PILLSBURY WINTHROP SHAW PITTMAN LLP

1200 Seventeenth St. NW

Washington, DC 20036

September 29, 2017

Federal Realty Investment Trust

1626 East Jefferson Street

Rockville, MD 20852

Ladies and Gentlemen:

We are acting as counsel for Federal Realty Investment Trust, a Maryland real estate investment trust (the “Company”), in connection with the issuance and sale of up to 6,400,000 depositary shares (the “Depositary Shares”), each representing a 1/1000th interest in a 5.000% Series C Cumulative Redeemable Preferred Share, par value $0.01 per share, of the Company (the “Series C Preferred Shares”), all of which are authorized but heretofore unissued shares to be offered and sold by the Company in accordance with the terms of the Underwriting Agreement, dated September 25, 2017 (the “Underwriting Agreement”), among the Company and the several underwriters named therein, of the related Pricing Agreement, dated as of September 25, 2017, among the Company and the several underwriters named therein, and of the Deposit Agreement, dated September 29, 2017(the “Deposit Agreement”), by and among the Company, American Stock Transfer & Trust Company, LLC, as Depositary, and the holders from time to time of the depositary receipts issued thereunder. The Depositary Shares and the Series C Preferred Shares will be offered and sold by the Company pursuant to the Registration Statement on Form S-3 (Registration No. 333-203999) (the “Registration Statement”), filed by the Company with the Securities and Exchange Commission (the “Commission”) under the Securities Act of 1933 (the “Act”), and related prospectus, dated May 8, 2015, as supplemented by the prospectus supplement, dated September 25, 2017, relating to the offer and sale of the Depositary Shares (as so supplemented, the “Prospectus”).

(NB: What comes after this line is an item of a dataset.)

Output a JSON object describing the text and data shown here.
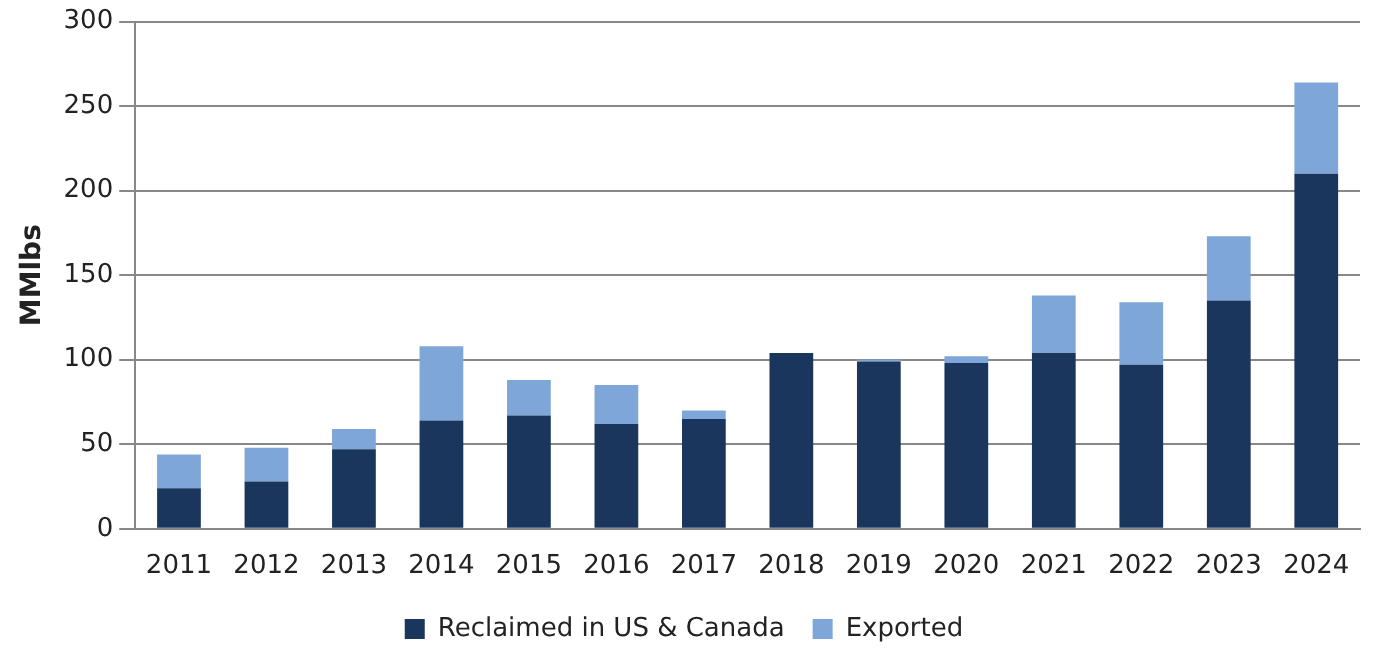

We have reviewed and are familiar with such documents, company proceedings and other matters as we have considered relevant or necessary as a basis for the opinions in this letter. Based on the foregoing, we are of the opinion that the Series C Preferred Shares and the Depositary Shares, when issued and delivered by the Company in accordance with the terms of the Underwriting Agreement, the Pricing Agreement and the Deposit Agreement, and upon receipt of consideration for the Depositary Shares in accordance with the terms of the Underwriting Agreement and the Pricing Agreement, will be validly issued, fully paid and nonassessable.

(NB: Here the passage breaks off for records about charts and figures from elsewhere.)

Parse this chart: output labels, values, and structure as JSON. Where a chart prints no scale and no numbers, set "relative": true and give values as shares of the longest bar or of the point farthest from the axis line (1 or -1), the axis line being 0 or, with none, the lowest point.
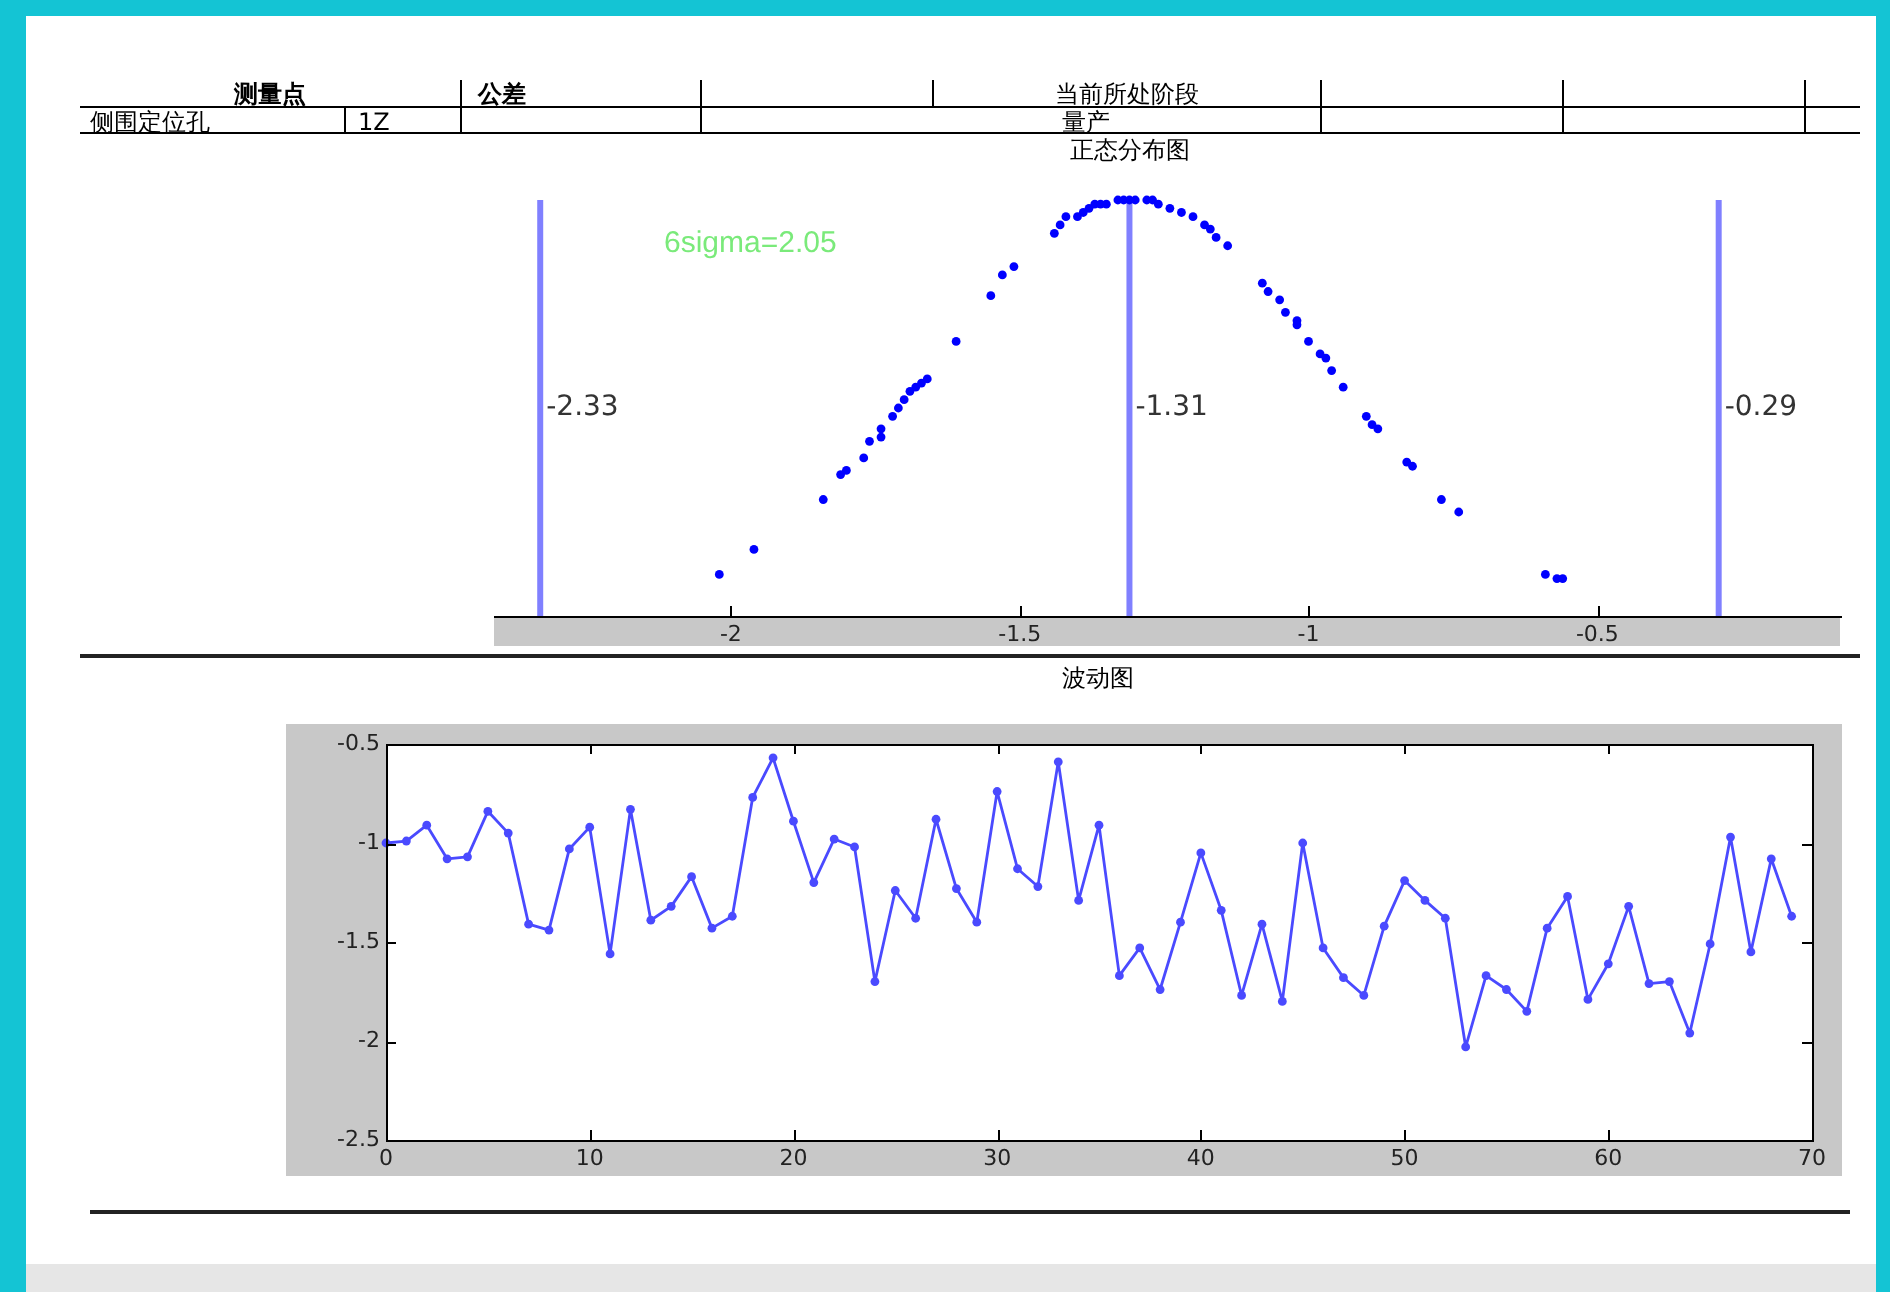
{
  "chart_data": [
    {
      "type": "other",
      "annotations": [
        "测量点",
        "公差",
        "当前所处阶段",
        "侧围定位孔",
        "1Z",
        "量产"
      ]
    },
    {
      "type": "scatter",
      "title": "正态分布图",
      "relative": true,
      "color": "#0000ff",
      "marker": "circle",
      "x": [
        -2.02,
        -1.96,
        -1.84,
        -1.81,
        -1.8,
        -1.77,
        -1.76,
        -1.74,
        -1.74,
        -1.72,
        -1.71,
        -1.7,
        -1.69,
        -1.68,
        -1.67,
        -1.66,
        -1.61,
        -1.55,
        -1.53,
        -1.51,
        -1.44,
        -1.43,
        -1.42,
        -1.4,
        -1.39,
        -1.38,
        -1.37,
        -1.36,
        -1.35,
        -1.33,
        -1.32,
        -1.31,
        -1.3,
        -1.28,
        -1.27,
        -1.26,
        -1.24,
        -1.22,
        -1.2,
        -1.18,
        -1.17,
        -1.16,
        -1.14,
        -1.08,
        -1.07,
        -1.05,
        -1.04,
        -1.02,
        -1.02,
        -1.0,
        -0.98,
        -0.97,
        -0.96,
        -0.94,
        -0.9,
        -0.89,
        -0.88,
        -0.83,
        -0.82,
        -0.77,
        -0.74,
        -0.59,
        -0.57,
        -0.56
      ],
      "values": [
        0.1,
        0.16,
        0.28,
        0.34,
        0.35,
        0.38,
        0.42,
        0.43,
        0.45,
        0.48,
        0.5,
        0.52,
        0.54,
        0.55,
        0.56,
        0.57,
        0.66,
        0.77,
        0.82,
        0.84,
        0.92,
        0.94,
        0.96,
        0.96,
        0.97,
        0.98,
        0.99,
        0.99,
        0.99,
        1.0,
        1.0,
        1.0,
        1.0,
        1.0,
        1.0,
        0.99,
        0.98,
        0.97,
        0.96,
        0.94,
        0.93,
        0.91,
        0.89,
        0.8,
        0.78,
        0.76,
        0.73,
        0.71,
        0.7,
        0.66,
        0.63,
        0.62,
        0.59,
        0.55,
        0.48,
        0.46,
        0.45,
        0.37,
        0.36,
        0.28,
        0.25,
        0.1,
        0.09,
        0.09
      ],
      "xlim": [
        -2.41,
        -0.08
      ],
      "xticks": [
        -2,
        -1.5,
        -1,
        -0.5
      ],
      "ref_lines": [
        {
          "axis": "x",
          "value": -2.33,
          "label": "-2.33",
          "color": "#8080ff"
        },
        {
          "axis": "x",
          "value": -1.31,
          "label": "-1.31",
          "color": "#8080ff"
        },
        {
          "axis": "x",
          "value": -0.29,
          "label": "-0.29",
          "color": "#8080ff"
        }
      ],
      "annotations": [
        "6sigma=2.05"
      ]
    },
    {
      "type": "line",
      "title": "波动图",
      "color": "#4a4aff",
      "marker": "circle",
      "x": [
        0,
        1,
        2,
        3,
        4,
        5,
        6,
        7,
        8,
        9,
        10,
        11,
        12,
        13,
        14,
        15,
        16,
        17,
        18,
        19,
        20,
        21,
        22,
        23,
        24,
        25,
        26,
        27,
        28,
        29,
        30,
        31,
        32,
        33,
        34,
        35,
        36,
        37,
        38,
        39,
        40,
        41,
        42,
        43,
        44,
        45,
        46,
        47,
        48,
        49,
        50,
        51,
        52,
        53,
        54,
        55,
        56,
        57,
        58,
        59,
        60,
        61,
        62,
        63,
        64,
        65,
        66,
        67,
        68,
        69
      ],
      "values": [
        -1.0,
        -0.99,
        -0.91,
        -1.08,
        -1.07,
        -0.84,
        -0.95,
        -1.41,
        -1.44,
        -1.03,
        -0.92,
        -1.56,
        -0.83,
        -1.39,
        -1.32,
        -1.17,
        -1.43,
        -1.37,
        -0.77,
        -0.57,
        -0.89,
        -1.2,
        -0.98,
        -1.02,
        -1.7,
        -1.24,
        -1.38,
        -0.88,
        -1.23,
        -1.4,
        -0.74,
        -1.13,
        -1.22,
        -0.59,
        -1.29,
        -0.91,
        -1.67,
        -1.53,
        -1.74,
        -1.4,
        -1.05,
        -1.34,
        -1.77,
        -1.41,
        -1.8,
        -1.0,
        -1.53,
        -1.68,
        -1.77,
        -1.42,
        -1.19,
        -1.29,
        -1.38,
        -2.03,
        -1.67,
        -1.74,
        -1.85,
        -1.43,
        -1.27,
        -1.79,
        -1.61,
        -1.32,
        -1.71,
        -1.7,
        -1.96,
        -1.51,
        -0.97,
        -1.55,
        -1.08,
        -1.37
      ],
      "xlim": [
        0,
        70
      ],
      "xticks": [
        0,
        10,
        20,
        30,
        40,
        50,
        60,
        70
      ],
      "ylim": [
        -2.5,
        -0.5
      ],
      "yticks": [
        -2.5,
        -2,
        -1.5,
        -1,
        -0.5
      ]
    }
  ]
}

The opinions set forth in this letter are limited to the law of the State of Maryland, as in effect on the date hereof, and we express no opinion as to the law of any other jurisdiction. We have no responsibility or obligation to update this letter or to take into account changes in law, facts or any other developments of which we may later become aware.

We hereby consent to the filing of this opinion letter as Exhibit 5.1 to the Company’s Current Report on Form 8-K filed by the Company with the Commission on the date hereof and the incorporation thereof in the Registration Statement and to the use of our name under the caption “Legal Matters” in the Prospectus. In giving this consent, we do not thereby admit that we are within the category of persons whose consent is required under Section 7 of the Act or the rules and regulations of the Commission promulgated thereunder.